Il existe une relation économique historique entre la France et les États-Unis. Peu importe les changements politiques de part et d’autre, ces relations demeurent stables depuis des années. Les États-Unis restent un lieu attractif pour les start-ups, et l’image des Français s’est considérablement améliorée. Avec l’arrivée de nombreuses entreprises et startups sur le sol américain, la qualité des projets et la préparation des entrepreneurs pour faire face aux investisseurs et aux partenaires commerciaux américains ont nettement augmenté. Cette évolution représente un changement significatif par rapport aux dernières années. La France commence également à gagner en visibilité sur la scène tech internationale, ce qui n’était pas toujours le cas par le passé.

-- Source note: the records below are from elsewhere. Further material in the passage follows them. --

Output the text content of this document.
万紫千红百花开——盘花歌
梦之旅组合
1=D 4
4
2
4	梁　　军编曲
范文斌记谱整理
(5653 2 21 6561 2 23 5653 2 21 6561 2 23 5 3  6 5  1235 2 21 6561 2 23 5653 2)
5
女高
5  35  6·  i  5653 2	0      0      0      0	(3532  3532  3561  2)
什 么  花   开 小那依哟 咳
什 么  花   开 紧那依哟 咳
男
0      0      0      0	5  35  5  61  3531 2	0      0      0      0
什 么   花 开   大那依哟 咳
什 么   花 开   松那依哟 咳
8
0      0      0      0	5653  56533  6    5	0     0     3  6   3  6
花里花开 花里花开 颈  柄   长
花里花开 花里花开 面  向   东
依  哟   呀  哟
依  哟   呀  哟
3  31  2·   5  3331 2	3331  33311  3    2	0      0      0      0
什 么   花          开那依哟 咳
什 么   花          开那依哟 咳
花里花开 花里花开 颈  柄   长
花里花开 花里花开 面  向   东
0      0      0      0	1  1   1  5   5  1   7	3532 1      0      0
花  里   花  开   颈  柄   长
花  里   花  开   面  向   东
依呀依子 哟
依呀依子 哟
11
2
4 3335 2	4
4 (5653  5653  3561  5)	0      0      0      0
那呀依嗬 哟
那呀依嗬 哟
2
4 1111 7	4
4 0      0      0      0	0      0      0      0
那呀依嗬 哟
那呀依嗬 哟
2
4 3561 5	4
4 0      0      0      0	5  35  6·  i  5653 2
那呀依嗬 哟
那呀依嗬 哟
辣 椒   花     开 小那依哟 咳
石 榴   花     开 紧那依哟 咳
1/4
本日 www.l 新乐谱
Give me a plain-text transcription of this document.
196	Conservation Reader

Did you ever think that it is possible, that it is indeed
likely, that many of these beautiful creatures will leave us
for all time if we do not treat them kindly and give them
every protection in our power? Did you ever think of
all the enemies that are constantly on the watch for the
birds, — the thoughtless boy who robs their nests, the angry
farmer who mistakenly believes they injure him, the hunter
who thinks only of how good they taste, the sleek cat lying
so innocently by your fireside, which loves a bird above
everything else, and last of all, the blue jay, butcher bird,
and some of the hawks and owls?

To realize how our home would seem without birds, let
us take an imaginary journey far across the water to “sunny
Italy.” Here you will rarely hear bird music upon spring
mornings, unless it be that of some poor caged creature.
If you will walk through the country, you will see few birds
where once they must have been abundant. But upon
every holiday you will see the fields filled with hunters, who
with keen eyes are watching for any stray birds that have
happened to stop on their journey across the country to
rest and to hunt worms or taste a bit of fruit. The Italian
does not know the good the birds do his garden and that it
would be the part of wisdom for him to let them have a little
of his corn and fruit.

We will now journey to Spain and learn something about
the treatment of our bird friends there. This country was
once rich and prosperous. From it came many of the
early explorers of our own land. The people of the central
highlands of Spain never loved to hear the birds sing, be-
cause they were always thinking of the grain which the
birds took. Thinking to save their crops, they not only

Aux États-Unis, des centaines de milliers de start-ups voient le jour chaque année, et le nombre de « licornes » est impressionnant. En comparaison, la France compte une trentaine de licornes. Ce que je remarque avec la French Tech, c’est que trop souvent, la principale motivation des entrepreneurs français est de se faire racheter, une approche qui contraste avec la mentalité américaine axée sur la croissance et l’expansion à long terme. C’est pour cela que la mission des communautés French Tech comme celle de New York est importante : infuser d’autres mentalités et pratiques dans l’esprit entrepreneurial français. Nous constituons avec tous les autres acteurs de la diplomatie économique française en Amérique du Nord, un support fondamental qui contribue au succès de ces startups.


Quelles sont, selon vous, les « clefs du succès » pour les entrepreneurs français souhaitant s'implanter et réussir dans l'écosystème tech de New York ?

Je ne prétends surtout pas détenir les clefs du succès, mais en me basant sur ma propre expérience, notamment en tant que conjointe d’un entrepreneur, je dirais qu’il est essentiel de bien préparer son expatriation. Lorsque vous partez en famille, il est crucial que chacun soit impliqué dans le projet, que les règles soient claires et que tous les membres de la famille soient alignés. J’ai observé de nombreux couples rencontrer des difficultés parce que le rythme de développement sur le marché américain est très différent de celui de Paris, ce qui peut provoquer des tensions à la maison et nuire à la progression du projet. 

Ensuite, d’un point de vue professionnel, je soulignerais l’importance de l’expression « Know before you go » . Il faut comprendre ce dans quoi vous vous engagez. Avant de vous rendre aux États-Unis, de rencontrer des investisseurs et d’élaborer votre stratégie go-to-market, il est essentiel de vous renseigner sur les différences en termes de fiscalité, RH, la composition du conseil d’administration, la communication ou le marketing. Cette préparation préalable permet d’éviter de devoir tout modifier par la suite, ce qui peut entraîner une perte de temps, d’énergie et d’argent. Il est donc conseillé de consulter des avocats, des professionnels et des experts-comptables le plus tôt possible. C’est ce que je m'efforce de faire aujourd’hui: mettre mon expérience et mon réseau d’experts aux Etats Unis à la disposition des startups françaises pour les aider à anticiper au mieux ces changements et les intégrer au plus tôt dans leur processus de développement.